Jordan Chesler is a rural middle school counselor in New Plymouth. She commutes 90 miles round trip every school day from Nampa, straining an already limited budget with an additional $160 of gas expenses every month.
“I chose to be out here because I see the need,” said Chesler. “Without a school counselor, there would be a lot of kids without access to mental health counseling.”
Three years ago, she earned her master’s degree and started working in New Plymouth. Simultaneously, she started making payments on her $71,000 in student loans. Initially, her monthly payments were $800. Because her teacher’s salary was so low, she qualified for a payment reduction bringing her monthly bill down to $400. But that didn’t cover the principal payment and now interest on her student loans have mounted and Jordan owes $80,000.
When we look at Idaho’s struggling education system, it is people like Jordan I worry about. The data we see makes it very clear: Our rural districts are not meeting acceptable standards. I worry we are not attracting or retaining teachers in rural Idaho.
I worry about the negative impact this is having on our children and communities. Many of the schools in rural Idaho have empty classrooms because they are without a teacher. I worry about young teachers and counselors like Jordan who are forced by financial necessity to seek better paying positions in urban school districts or in other states.
Creating opportunity in Idaho begins and ends with investment in our educational system — from kindergarten to high school and beyond. Without an adequate educational framework, we are not offering our students or teachers opportunities to grow or prosper. Investment in education relates directly to the quality of life for all Idahoans. If one element of our school system is not meeting the needs of students and expectations of parents or is not successfully preparing students for the next step, the entire system is out of balance.
Per capita, Idaho is the fastest growing state in the country. We are seeing and will continue to see an increase in student enrollment. At the same time, teachers are disappearing. The vacancies created by their departures remain unfilled. I worry about that.

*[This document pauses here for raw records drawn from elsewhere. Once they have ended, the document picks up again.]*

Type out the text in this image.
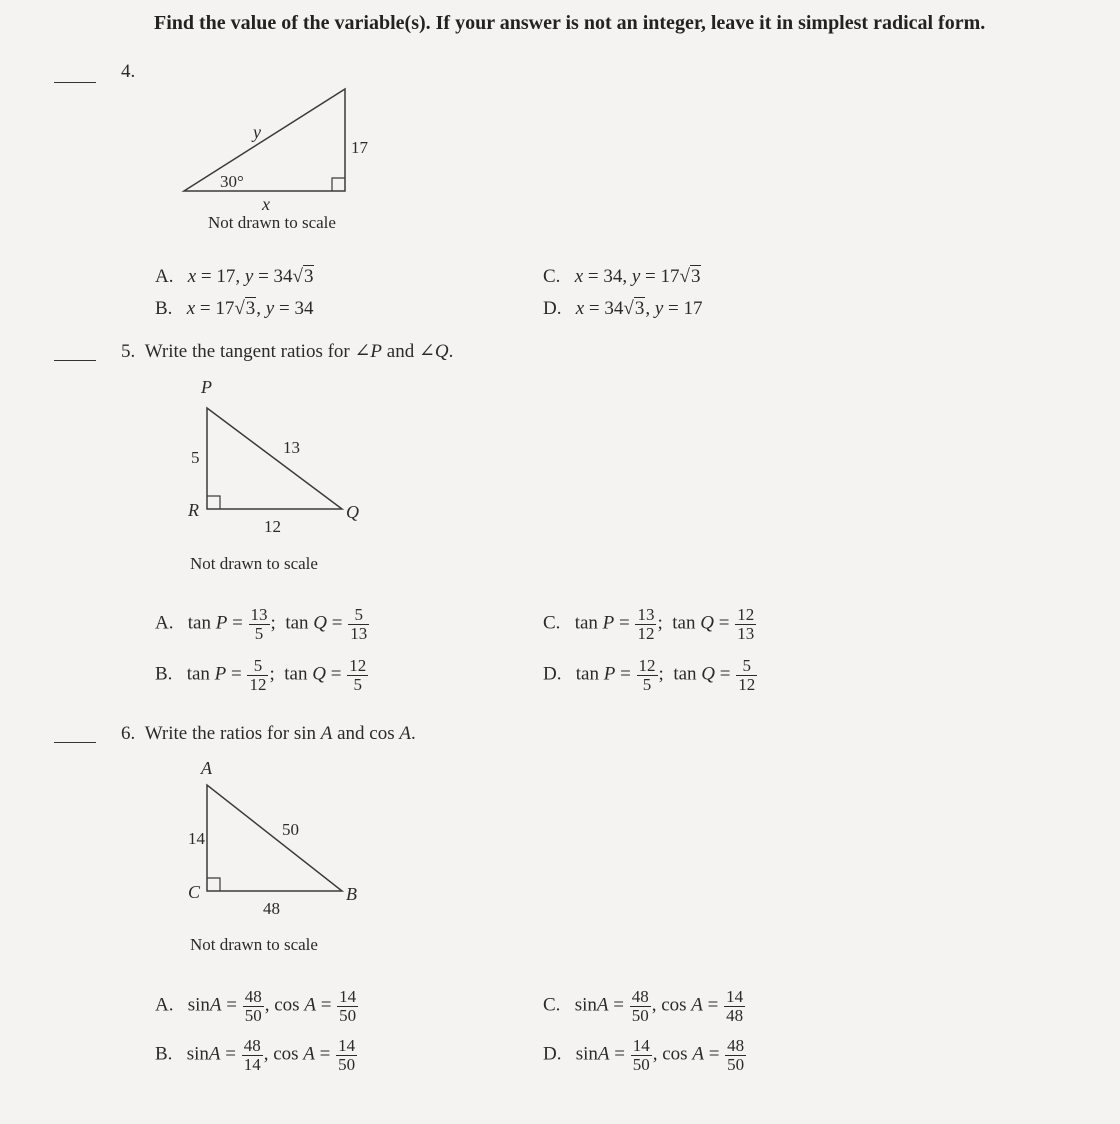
Find the value of the variable(s). If your answer is not an integer, leave it in simplest radical form.
4.
30°
y
17
x
Not drawn to scale
A. x = 17, y = 34√3
B. x = 17√3, y = 34
C. x = 34, y = 17√3
D. x = 34√3, y = 17
5. Write the tangent ratios for ∠P and ∠Q.
P
R	Q
5
13
12
Not drawn to scale
A. $\tan P = \frac{13}{5}$ ;  $\tan Q = \frac{5}{13}$
B. $\tan P = \frac{5}{12}$ ;  $\tan Q = \frac{12}{5}$
C. $\tan P = \frac{13}{12}$ ;  $\tan Q = \frac{12}{13}$
D. $\tan P = \frac{12}{5}$ ;  $\tan Q = \frac{5}{12}$
6. Write the ratios for sin A and cos A.
A
C	B
14	50
48
Not drawn to scale
A. $\sin A = \frac{48}{50}$ , $\cos A = \frac{14}{50}$
B. $\sin A = \frac{48}{14}$ , $\cos A = \frac{14}{50}$
C. $\sin A = \frac{48}{50}$ , $\cos A = \frac{14}{48}$
D. $\sin A = \frac{14}{50}$ , $\cos A = \frac{48}{50}$
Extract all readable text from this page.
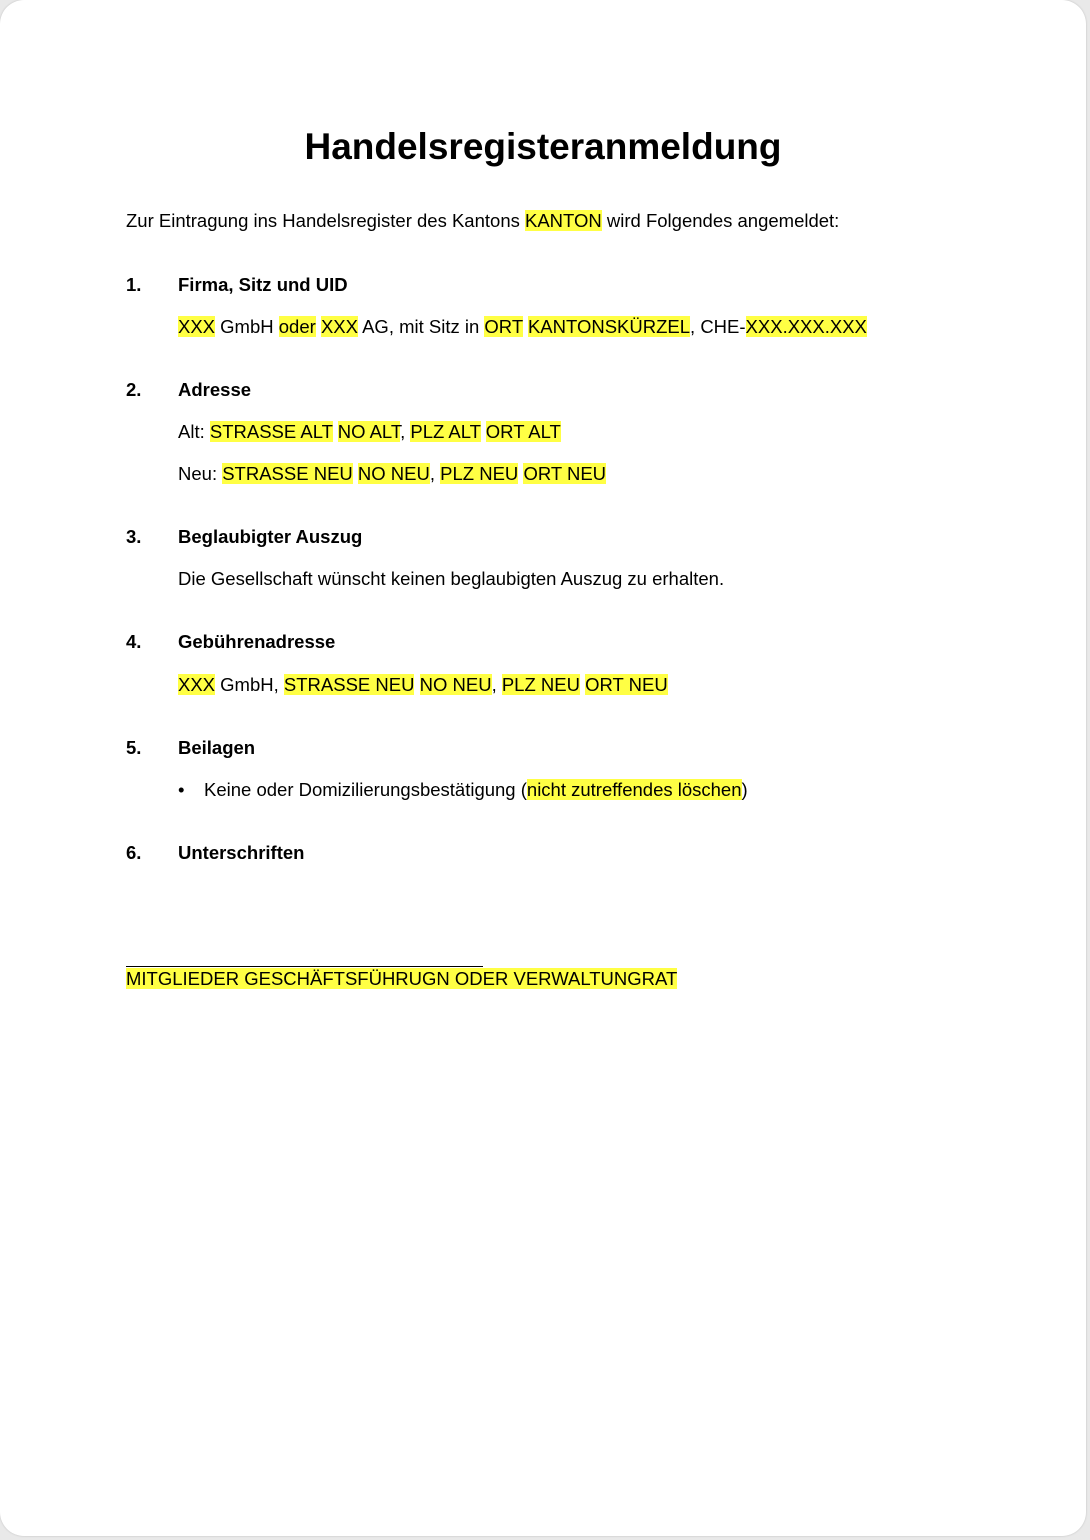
Handelsregisteranmeldung
Zur Eintragung ins Handelsregister des Kantons KANTON wird Folgendes angemeldet:
1. Firma, Sitz und UID
XXX GmbH oder XXX AG, mit Sitz in ORT KANTONSKÜRZEL, CHE-XXX.XXX.XXX
2. Adresse
Alt: STRASSE ALT NO ALT, PLZ ALT ORT ALT
Neu: STRASSE NEU NO NEU, PLZ NEU ORT NEU
3. Beglaubigter Auszug
Die Gesellschaft wünscht keinen beglaubigten Auszug zu erhalten.
4. Gebührenadresse
XXX GmbH, STRASSE NEU NO NEU, PLZ NEU ORT NEU
5. Beilagen
• Keine oder Domizilierungsbestätigung (nicht zutreffendes löschen)
6. Unterschriften
MITGLIEDER GESCHÄFTSFÜHRUGN ODER VERWALTUNGRAT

A recent article from a legislative journal said teachers in the U.S. are working longer hours than their international counterparts, and for less pay. Among other states in the Northwest and Intermountain West, Idaho teacher pay is at the bottom.
If our rural schools are shedding certified teachers at an alarming rate, how do we demonstrate to educators how satisfying the teaching experience can be and the opportunities that exist for them in rural communities?
If we cannot offer competitive wages, then perhaps we can offer other incentives that would help them plug the holes in their monthly budgets and enable them to actually live where they work.
This is precisely why I am drafting a bill to offer rural teachers forgiveness on their federal student loans. I’m proposing the State of Idaho take management of this federal program and offer forgiveness of $3,000 for each year a new teacher remains in a rural school district. Teachers could benefit from this incentive for up to four years, or $12,000 in total debt relief.
For young working families willing to make a life in one of our rural Idaho communities and willing to take on the important work of educating our children and grandchildren, this loan forgiveness would be as good as a pay raise.
Everyone benefits in this scenario: rural schools would receive a commitment from teachers wishing to take advantage of this opportunity, and Idaho’s financial assistance would help educators use their knowledge and adventurous spirit where it is needed most. Ultimately, this loan forgiveness could mean fewer empty classrooms and more eager students learning from talented, skilled and dedicated teachers like Jordan Chesler. With quality teachers making a home in rural Idaho and seeing to the educational needs of our children and grandchildren, I’d worry a lot less.